A Scanner Darkly
Richard Linklater’s movie version of Philip K. Dick’s novel A Scanner Darkly, reportedly planned for release in September 2005, is finally out, delayed by the complex rotoscoping process Linklater applies to the material, the same technique he used in his 2001 film Waking Life.
Rotoscoping looks like animation, but it isn’t. The practice was invented and patented by producer Max Fleischer in the early days of silent movies as an animation shortcut. Fleischer photographed live-action footage and then traced each individual frame on animation paper and photographed it again, adding embellishments as needed. Animators who create their characters, backgrounds and actions from scratch have always regarded rotoscoping as something of a cheat, but nearly all of them have resorted to it when money and time ran short—even Walt Disney himself (look at the Prince in Snow White and the Seven Dwarfs).
What Linklater did in Waking Life employed computer software rather than tracing paper and paint, but the principle was essentially the same: He shot his film in live action and then transformed it into something visually striking, with elements of both fantasy and a kind of heightened realism, turning even the most familiar images into alien landscapes upon which we looked with wide new eyes. If anything, this process is even more appropriate for adapting A Scanner Darkly than it was to Linklater’s original script for Waking Life; the painted, slightly disorienting look is a good match for the sinister, seriocomic, drug-addled world of the book.
Dick’s novel, published in 1977, was set in 1994, and Linklater’s movie has the same near-future feel to it. The movie’s central character is an undercover narcotics agent with the code name of “Fred” (Keanu Reeves). And he’s literally undercover; when he’s at police headquarters, he wears a “scramble suit”—a head-to-toe disguise that modifies his voice and constantly shifts his appearance, changing faces and clothes from one second to the next, like a ghost. The suit is standard issue for everyone, so that not even the agents themselves know each other’s identities.
It is only out in the real world that they remove the suits and go about as themselves. Out there, Fred is Bob Arctor, an Anaheim slacker who hangs out with his housemates, Barris (Robert Downey Jr.) and Luckman (Woody Harrelson), and with drug dealer Donna Hawthorne (Winona Ryder). As part of his cover, Arctor has been using the insidious drug known as Substance D, and it’s come to affect his grip on reality—especially after “Fred” is assigned to carry out video surveillance of “Bob Arctor,” and Barris comes to headquarters to inform on him, never suspecting that his police contact is none other than the scramble-suited Arctor himself.

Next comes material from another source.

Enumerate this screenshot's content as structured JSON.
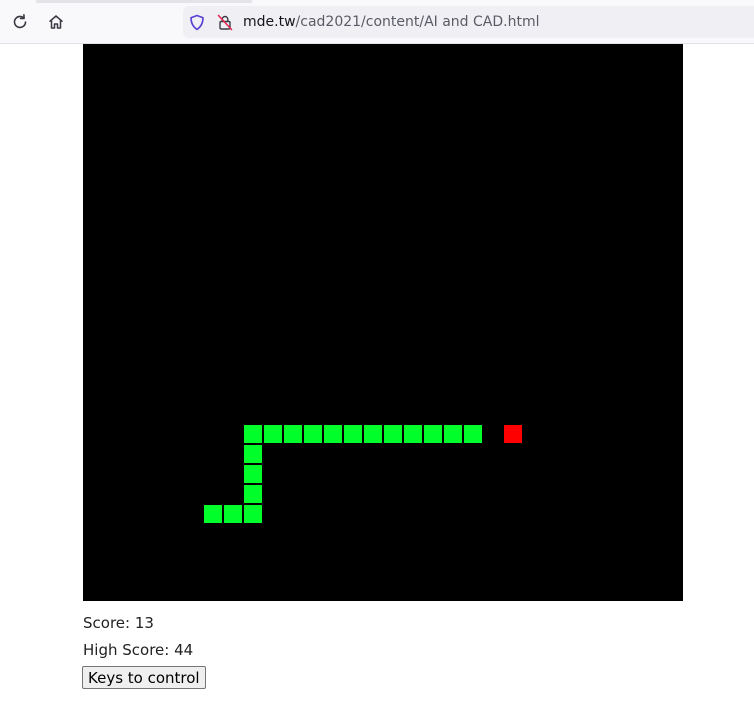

Between the antihero’s increasingly bifurcated perceptions (is he Fred spying on Bob, or Bob spying on Fred?) and the drugged-out non sequiturs of his conversations with Barris and Luckman (there’s a hilariously paranoid episode when the three get a flat tire on the Santa Ana Freeway), Fred/Bob’s sense of himself becomes tenuous indeed, and Linklater’s rotoscoping comes to seem more and more inspired. The characters seem to be surrounded by the movie’s universe but not really part of it, the strangely literal realism of their movements belied by a sense almost of weightlessness as they hover in place rather than sitting or standing where they appear to be. Linklater has found a visual metaphor for both the whacked-out psychoses of the movie’s druggies and the emotional detachment of Agent Fred and his law-enforcement colleagues.
Ultimately, this detachment becomes the mainspring of the movie. Linklater holds the viewer aloof from his characters and doesn’t involve the audience with them on an emotional level. The film ends with a written passage from Philip K. Dick himself, paying tribute to several of the writer’s drug-damaged friends—“punished,” he says, “entirely too much for what they did.” The epigraph hints at a depth of feeling that the rest of the movie tends to withhold, and what has held our interest as a cunning visual and dramatic puzzle ends on a note of real compassion.